The perils of waters (better, rivers) point to the swollen torrents that rush down in spring from the mountain heights of the Taurus and other ranges, and render the streams unfordable. Robbers infested, then as now, nearly every high-road in Syria and Asia Minor, as in the parable of the Good Samaritan (see Note on Luke 10:30), and the story of St. John and the young robber, as reported from Clement of Alexandria by Eusebius (Ecclesiastical History, Book 3, Chapter 23).

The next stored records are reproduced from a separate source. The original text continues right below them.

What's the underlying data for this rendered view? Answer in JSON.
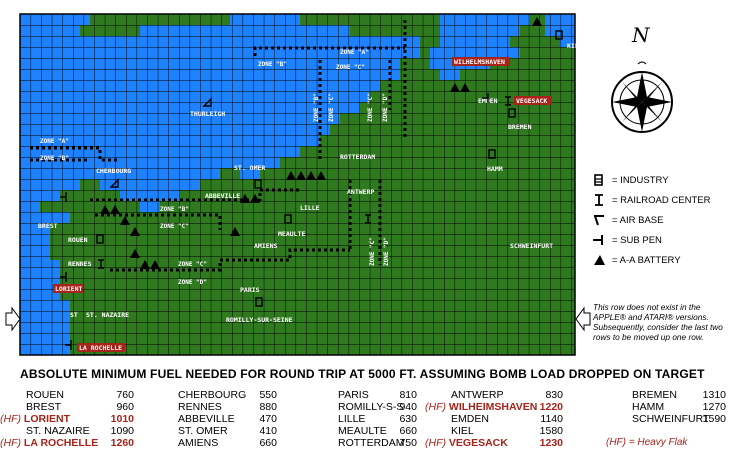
{
  "map": {
    "labels": {
      "kiel": "KIEL",
      "wilhelmshaven": "WILHELMSHAVEN",
      "emden": "EMDEN",
      "vegesack": "VEGESACK",
      "bremen": "BREMEN",
      "hamm": "HAMM",
      "thurleigh": "THURLEIGH",
      "rotterdam": "ROTTERDAM",
      "antwerp": "ANTWERP",
      "lille": "LILLE",
      "st_omer": "ST. OMER",
      "cherbourg": "CHERBOURG",
      "abbeville": "ABBEVILLE",
      "meaulte": "MEAULTE",
      "amiens": "AMIENS",
      "brest": "BREST",
      "rouen": "ROUEN",
      "rennes": "RENNES",
      "lorient": "LORIENT",
      "st_nazaire": "ST. NAZAIRE",
      "la_rochelle": "LA ROCHELLE",
      "paris": "PARIS",
      "romilly": "ROMILLY-SUR-SEINE",
      "schweinfurt": "SCHWEINFURT",
      "st": "ST"
    },
    "zones": {
      "a_top": "ZONE \"A\"",
      "b_top": "ZONE \"B\"",
      "c_top": "ZONE \"C\"",
      "a_left": "ZONE \"A\"",
      "b_left": "ZONE \"B\"",
      "b_mid": "ZONE \"B\"",
      "c_mid": "ZONE \"C\"",
      "c_low": "ZONE \"C\"",
      "d_low": "ZONE \"D\"",
      "b_vert": "ZONE \"B\"",
      "c_vert": "ZONE \"C\"",
      "c_vert2": "ZONE \"C\"",
      "d_vert": "ZONE \"D\"",
      "c_vert3": "ZONE \"C\"",
      "d_vert2": "ZONE \"D\""
    },
    "colors": {
      "sea": "#1e82ff",
      "land": "#2f7a1f",
      "grid": "#000000",
      "heavy_flak": "#a8231a"
    }
  },
  "compass_letter": "N",
  "legend": [
    {
      "icon": "industry-icon",
      "label": "= INDUSTRY"
    },
    {
      "icon": "railroad-center-icon",
      "label": "= RAILROAD CENTER"
    },
    {
      "icon": "air-base-icon",
      "label": "= AIR BASE"
    },
    {
      "icon": "sub-pen-icon",
      "label": "= SUB PEN"
    },
    {
      "icon": "aa-battery-icon",
      "label": "= A-A BATTERY"
    }
  ],
  "note": "This row does not exist in the APPLE® and ATARI® versions. Subsequently, consider the last two rows to be moved up one row.",
  "fuel_title": "ABSOLUTE MINIMUM FUEL NEEDED FOR ROUND TRIP AT 5000 FT. ASSUMING BOMB LOAD DROPPED ON TARGET",
  "fuel_columns": [
    [
      {
        "prefix": "",
        "name": "ROUEN",
        "value": "760",
        "flak": false
      },
      {
        "prefix": "",
        "name": "BREST",
        "value": "960",
        "flak": false
      },
      {
        "prefix": "(HF)",
        "name": "LORIENT",
        "value": "1010",
        "flak": true
      },
      {
        "prefix": "",
        "name": "ST. NAZAIRE",
        "value": "1090",
        "flak": false
      },
      {
        "prefix": "(HF)",
        "name": "LA ROCHELLE",
        "value": "1260",
        "flak": true
      }
    ],
    [
      {
        "prefix": "",
        "name": "CHERBOURG",
        "value": "550",
        "flak": false
      },
      {
        "prefix": "",
        "name": "RENNES",
        "value": "880",
        "flak": false
      },
      {
        "prefix": "",
        "name": "ABBEVILLE",
        "value": "470",
        "flak": false
      },
      {
        "prefix": "",
        "name": "ST. OMER",
        "value": "410",
        "flak": false
      },
      {
        "prefix": "",
        "name": "AMIENS",
        "value": "660",
        "flak": false
      }
    ],
    [
      {
        "prefix": "",
        "name": "PARIS",
        "value": "810",
        "flak": false
      },
      {
        "prefix": "",
        "name": "ROMILLY-S-S",
        "value": "940",
        "flak": false
      },
      {
        "prefix": "",
        "name": "LILLE",
        "value": "630",
        "flak": false
      },
      {
        "prefix": "",
        "name": "MEAULTE",
        "value": "660",
        "flak": false
      },
      {
        "prefix": "",
        "name": "ROTTERDAM",
        "value": "750",
        "flak": false
      }
    ],
    [
      {
        "prefix": "",
        "name": "ANTWERP",
        "value": "830",
        "flak": false
      },
      {
        "prefix": "(HF)",
        "name": "WILHEIMSHAVEN",
        "value": "1220",
        "flak": true
      },
      {
        "prefix": "",
        "name": "EMDEN",
        "value": "1140",
        "flak": false
      },
      {
        "prefix": "",
        "name": "KIEL",
        "value": "1580",
        "flak": false
      },
      {
        "prefix": "(HF)",
        "name": "VEGESACK",
        "value": "1230",
        "flak": true
      }
    ],
    [
      {
        "prefix": "",
        "name": "BREMEN",
        "value": "1310",
        "flak": false
      },
      {
        "prefix": "",
        "name": "HAMM",
        "value": "1270",
        "flak": false
      },
      {
        "prefix": "",
        "name": "SCHWEINFURT",
        "value": "1590",
        "flak": false
      },
      {
        "prefix": "",
        "name": "",
        "value": "",
        "flak": false
      },
      {
        "prefix": "",
        "name": "(HF) = Heavy Flak",
        "value": "",
        "flak": false,
        "key": true
      }
    ]
  ]
}
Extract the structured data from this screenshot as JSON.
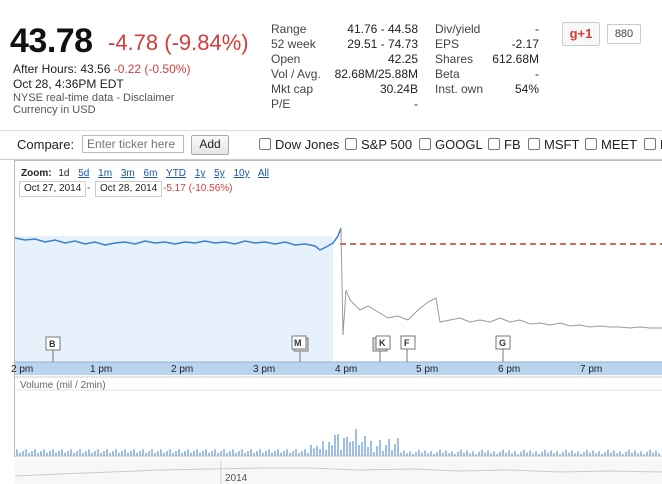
{
  "quote": {
    "price": "43.78",
    "change": "-4.78 (-9.84%)",
    "after_hours_label": "After Hours: 43.56",
    "after_hours_change": "-0.22 (-0.50%)",
    "timestamp": "Oct 28, 4:36PM EDT",
    "realtime_note": "NYSE real-time data - Disclaimer",
    "currency_note": "Currency in USD"
  },
  "stats_left": [
    {
      "label": "Range",
      "value": "41.76 - 44.58"
    },
    {
      "label": "52 week",
      "value": "29.51 - 74.73"
    },
    {
      "label": "Open",
      "value": "42.25"
    },
    {
      "label": "Vol / Avg.",
      "value": "82.68M/25.88M"
    },
    {
      "label": "Mkt cap",
      "value": "30.24B"
    },
    {
      "label": "P/E",
      "value": "-"
    }
  ],
  "stats_right": [
    {
      "label": "Div/yield",
      "value": "-"
    },
    {
      "label": "EPS",
      "value": "-2.17"
    },
    {
      "label": "Shares",
      "value": "612.68M"
    },
    {
      "label": "Beta",
      "value": "-"
    },
    {
      "label": "Inst. own",
      "value": "54%"
    }
  ],
  "social": {
    "gplus_label": "g+1",
    "gplus_count": "880"
  },
  "compare": {
    "label": "Compare:",
    "input_placeholder": "Enter ticker here",
    "add_label": "Add",
    "options": [
      "Dow Jones",
      "S&P 500",
      "GOOGL",
      "FB",
      "MSFT",
      "MEET",
      "L"
    ]
  },
  "zoom": {
    "label": "Zoom:",
    "options": [
      "1d",
      "5d",
      "1m",
      "3m",
      "6m",
      "YTD",
      "1y",
      "5y",
      "10y",
      "All"
    ],
    "active": "1d"
  },
  "range": {
    "from": "Oct 27, 2014",
    "separator": "-",
    "to": "Oct 28, 2014",
    "change": "-5.17 (-10.56%)"
  },
  "chart_data": {
    "type": "line",
    "x_tick_labels": [
      "2 pm",
      "1 pm",
      "2 pm",
      "3 pm",
      "4 pm",
      "5 pm",
      "6 pm",
      "7 pm"
    ],
    "news_markers": [
      "B",
      "M",
      "K",
      "F",
      "G"
    ],
    "volume_label": "Volume (mil / 2min)",
    "navigator_year": "2014",
    "colors": {
      "line": "#3a7fd0",
      "fill": "#e6f1fb",
      "after_hours_line": "#999999",
      "prev_close": "#c0392b",
      "axis_band": "#b9d4ef",
      "volume": "#3a7fd0"
    }
  }
}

Of the perils from his own countrymen, we have instances enough up to this time at Damascus (Acts 9:23), at Jerusalem (Acts 9:29), at Antioch in Pisidia, Iconium, and Lystra (Acts 13:50; Acts 14:5–19), at Thessalonica, and at Corinth (Acts 17:5–13; Acts 18:12). Of perils from the heathen we find examples at Philippi (Acts 16:20) and Ephesus (Acts 19:23). City and wilderness (possibly the Arabian desert of Galatians 1:17; possibly the high table-lands of Armenia and Asia Minor) and sea were alike fruitful in dangers. As if with something like a climax he reserves the word false brethren, such as those of Galatians 2:4, as the last and worst of his trials.